La Tunisie finalise son 7e rapport national sur biodiversité.
La Tunisie a élaboré son 7e Rapport national sur la biodiversité, qui estime à 185,9 millions de dinars le coût des actions prioritaires pour préserver son patrimoine naturel d’ici 2030. Entre 2020 et 2023, 31.515 hectares de terres dégradées ont été restaurés et le réseau d’aires protégées couvre désormais 7,86 % du territoire terrestre et 1,11 % des eaux nationales.
La Tunisie a finalisé son 7e Rapport national sur la biodiversité (7RN), une stratégie qui évalue à 185,9 millions de dinars le coût des actions prioritaires nécessaires pour préserver son patrimoine naturel d’ici 2030. Ce document, préparé dans le cadre de la Convention sur la diversité biologique (CDB), présente un bilan nuancé : s’il existe des avancées notables en matière de restauration des terres et de protection juridique, le pays fait face à une fragmentation institutionnelle et à un défi majeur de financement.
Élaboré à travers un processus consultatif inclusif, impliquant ministères, société civile, chercheurs et partenaires techniques, ce rapport souligne des progrès concrets sur le terrain. Entre 2020 et 2023, 31.515 hectares de terres dégradées ont été restaurés. Le réseau d’aires protégées s’étend désormais sur 7,86 % du territoire terrestre et 1,11 % des eaux nationales, avec des plans d’aménagement prévus pour renforcer leur connectivité.

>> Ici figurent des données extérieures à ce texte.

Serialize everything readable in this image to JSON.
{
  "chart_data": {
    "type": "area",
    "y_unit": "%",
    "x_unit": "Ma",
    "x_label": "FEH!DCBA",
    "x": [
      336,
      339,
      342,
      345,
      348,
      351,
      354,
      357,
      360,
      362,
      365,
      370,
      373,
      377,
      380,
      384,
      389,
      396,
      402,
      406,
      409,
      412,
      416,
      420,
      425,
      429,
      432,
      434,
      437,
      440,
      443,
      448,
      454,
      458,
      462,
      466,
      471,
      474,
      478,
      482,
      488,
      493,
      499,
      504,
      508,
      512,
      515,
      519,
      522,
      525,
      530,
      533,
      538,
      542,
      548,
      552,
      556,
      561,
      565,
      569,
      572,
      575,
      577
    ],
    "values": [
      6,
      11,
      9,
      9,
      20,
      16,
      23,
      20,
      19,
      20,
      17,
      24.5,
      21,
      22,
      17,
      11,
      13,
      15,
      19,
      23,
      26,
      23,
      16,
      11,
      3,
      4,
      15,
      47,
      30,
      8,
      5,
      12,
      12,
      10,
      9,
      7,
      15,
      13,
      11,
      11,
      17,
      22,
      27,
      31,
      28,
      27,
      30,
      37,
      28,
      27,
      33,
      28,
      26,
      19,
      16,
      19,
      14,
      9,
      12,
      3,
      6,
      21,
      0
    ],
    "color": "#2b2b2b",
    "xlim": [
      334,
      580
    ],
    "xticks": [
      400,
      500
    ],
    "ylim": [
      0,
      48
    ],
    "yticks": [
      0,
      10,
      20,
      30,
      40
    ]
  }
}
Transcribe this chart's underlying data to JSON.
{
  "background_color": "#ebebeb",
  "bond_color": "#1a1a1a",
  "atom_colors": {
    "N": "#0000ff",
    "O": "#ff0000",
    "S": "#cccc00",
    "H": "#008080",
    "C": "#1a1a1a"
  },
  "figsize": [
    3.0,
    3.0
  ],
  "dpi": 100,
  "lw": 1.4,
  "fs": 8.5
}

Sur le plan juridique et scientifique, la Tunisie a élargi son cadre avec la ratification du Protocole de Nagoya en 2021 et de la Convention CITES en 2024, notamment avec la création d’une Banque nationale de gènes. Cette dernière a été renforcée pour la conservation des ressources phytogénétiques, tandis que les programmes de réintroduction d’espèces menacées, comme les gazelles et les mouflons, continuent.
Le rapport met également en avant la dimension sociale et inclusive, avec un taux de participation féminine de 42 % lors des concertations et l’intégration de la budgétisation sensible au genre depuis 2022. Il se félicite par ailleurs de l’adoption, en 2025, de la Stratégie nationale d’engagement des jeunes dans l’action climatique.
Cependant, malgré ces avancées, le rapport signale des défis structurels persistants. Il souligne une fragmentation institutionnelle, une insuffisance des ressources financières et un manque de données harmonisées pour un suivi-evaluation efficace. Il reste aussi nécessaire d’accélérer l’intégration des valeurs de la biodiversité dans les secteurs économiques clés tels que l’agriculture, le tourisme et l’énergie.
Pour y faire face, le coût des actions prioritaires est évalué à 185,9 millions de dinars d’ici 2030. La mobilisation de financements innovants, tels que les obligations vertes ou les paiements pour services environnementaux (PSE), est considérée comme un levier essentiel pour surmonter ce déficit.
Diffusé sur les canaux officiels du PNUD–Tunisie, ce 7e rapport servira de feuille de route pour aligner la Stratégie et le Plan d’action nationaux pour la biodiversité (SPANB 2025-2030). À l’approche de la 16e Conférence des Parties à la CDB, le Ministère de l’Environnement, point focal national, réaffirme son engagement à faire de la biodiversité un pilier du développement durable et de la résilience climatique, grâce à un système d’information renforcé et une coordination intersectorielle améliorée.